En una de las salas del Palazzo Castellani, un edificio del siglo XI situado en el centro de Florencia, se expone una urna que contiene un dedo momificado. Hace cuatro siglos ese dedo contribuyó a materializar una prosa insólita con la cual se escribieron libros que cambiaron el mundo. Contribuyó también a pulir vidrio de Murano y crear lentes que permitieron descubrir valles y montañas en la Luna, los satélites de Júpiter y las estrellas que forman la Vía Láctea. Además, ese mismo dedo se alzó con insolencia ante tribunales religiosos, sostuvo miles de copas de vino toscano y pellizcó las nalgas más turgentes de los burdeles de Venecia. Ese dedo corazón perteneció a la mano derecha de Galileo Galilei (Pisa, 1564 - Arcetri, 1642), protagonista del conflicto que se ha convertido ya en símbolo de una de las mayores tensiones que sufre siempre cualquier civilización: la tensión entre el poder que emana de la tradición y las nuevas ideas que surgen del talento. Y todo empezó con un invento aparentemente simple, el anteojo.

Un invento cambió el mundo

Que el anteojo fue un artilugio que cambió el mundo no lo duda nadie. Lo que no está claro es quién lo inventó por primera vez.

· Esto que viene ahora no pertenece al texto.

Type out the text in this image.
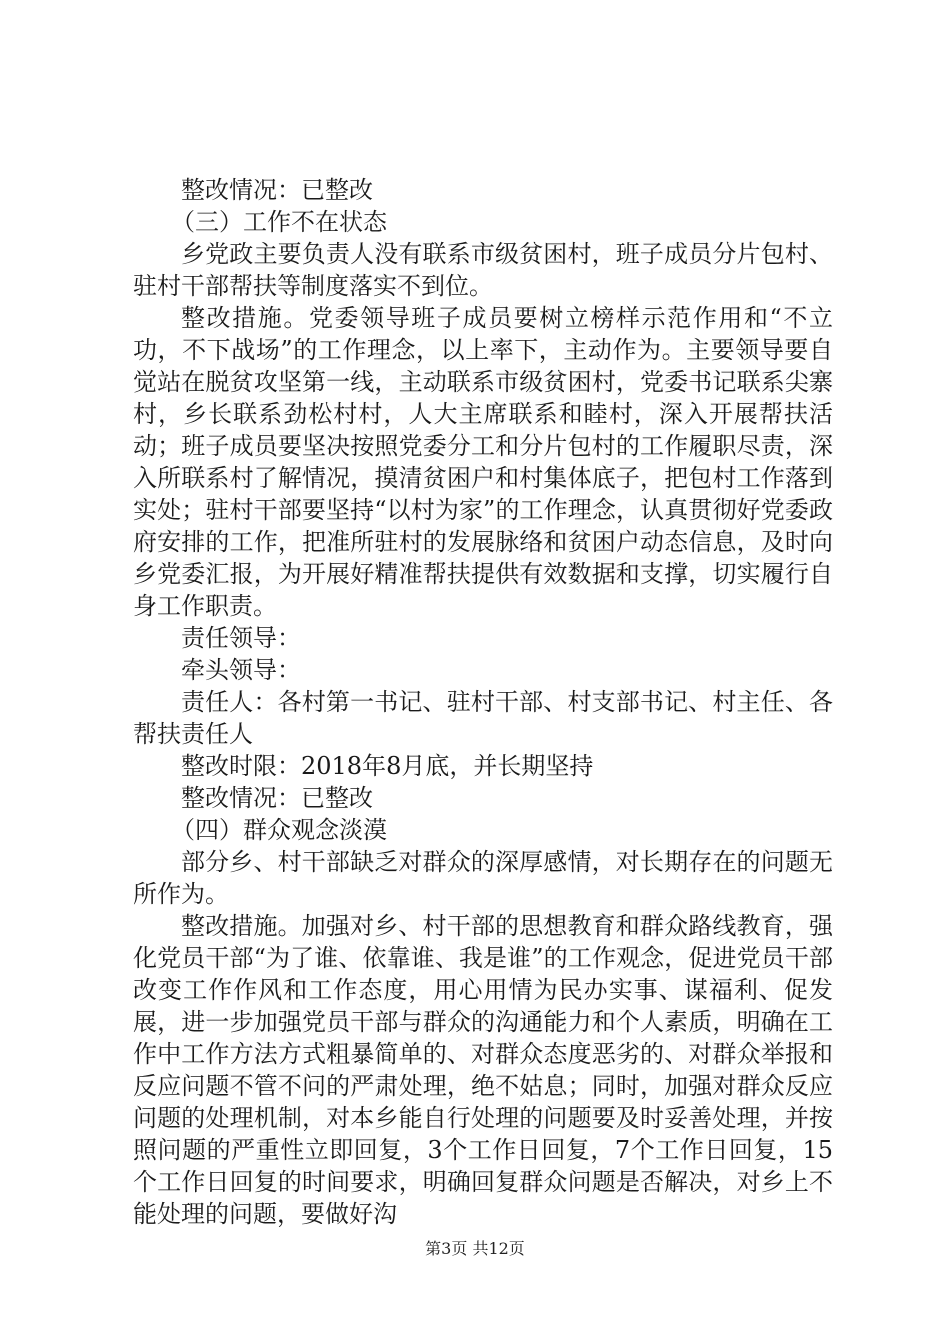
整改情况：已整改

（三）工作不在状态

乡党政主要负责人没有联系市级贫困村，班子成员分片包村、驻村干部帮扶等制度落实不到位。

整改措施。党委领导班子成员要树立榜样示范作用和“不立功，不下战场”的工作理念，以上率下，主动作为。主要领导要自觉站在脱贫攻坚第一线，主动联系市级贫困村，党委书记联系尖寨村，乡长联系劲松村村，人大主席联系和睦村，深入开展帮扶活动；班子成员要坚决按照党委分工和分片包村的工作履职尽责，深入所联系村了解情况，摸清贫困户和村集体底子，把包村工作落到实处；驻村干部要坚持“以村为家”的工作理念，认真贯彻好党委政府安排的工作，把准所驻村的发展脉络和贫困户动态信息，及时向乡党委汇报，为开展好精准帮扶提供有效数据和支撑，切实履行自身工作职责。

责任领导：

牵头领导：

责任人：各村第一书记、驻村干部、村支部书记、村主任、各帮扶责任人

整改时限：2018年8月底，并长期坚持

整改情况：已整改

（四）群众观念淡漠

部分乡、村干部缺乏对群众的深厚感情，对长期存在的问题无所作为。

整改措施。加强对乡、村干部的思想教育和群众路线教育，强化党员干部“为了谁、依靠谁、我是谁”的工作观念，促进党员干部改变工作作风和工作态度，用心用情为民办实事、谋福利、促发展，进一步加强党员干部与群众的沟通能力和个人素质，明确在工作中工作方法方式粗暴简单的、对群众态度恶劣的、对群众举报和反应问题不管不问的严肃处理，绝不姑息；同时，加强对群众反应问题的处理机制，对本乡能自行处理的问题要及时妥善处理，并按照问题的严重性立即回复，3个工作日回复，7个工作日回复，15个工作日回复的时间要求，明确回复群众问题是否解决，对乡上不能处理的问题，要做好沟

第3页 共12页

Tradicionalmente se ha fechado su invención a principios del siglo XVII y se ha atribuido a tres holandeses, Hans Lippershey, Jacob Metius y Zacharias Jansen, pero también hay documentación que indica que un óptico de origen francés, Joan Roget, ya construía anteojos en su taller de la judería de Girona a finales del siglo XVI. En cualquier caso, el primero que observó la luna con un anteojo de seis aumentos fue el astrónomo británico Thomas Harriot.  Durante sus observaciones, descubrió irregularidades en la luna, que en esa época se consideraba un cuerpo perteneciente al mundo de los astros y, por lo tanto, inmaculado y perfecto. A pesar de dibujar lo que vio, las observaciones de Harriot quedaron sepultadas entre sus manuscritos y no tuvieron repercusión.

Galileo utilizó anteojos construidos por él mismo para escudriñar el cielo nocturno

Galileo supo en 1609 que un artesano flamenco, Lippershey, había construido un instrumento con el cual los objetos lejanos se veían como si estuvieran cerca. Supo también que Lippershey se encontraba en Venecia para presentar el aparato al dux y a las autoridades. La reacción de Galileo al conocer esa noticia es una buena muestra de la ambición y la destreza que daban forma a su carácter. En primer lugar, utilizó los contactos de su buen amigo Paolo Sarpi —según el propio Galileo, la persona más sabia de Europa— para retrasar la reunión entre Lippershey y el dux. A continuación se puso a trabajar durante 48 horas seguidas para construir él mismo un anteojo que presentó al dux antes que Lippershey. Desde la torre de San Marco, el príncipe apreció maravillado la Torre de Santa Justina de Padua, a más de 50 kilómetros. Galileo salió de la reunión con una recompensa equivalente a su salario anual y una duplicación de sueldo.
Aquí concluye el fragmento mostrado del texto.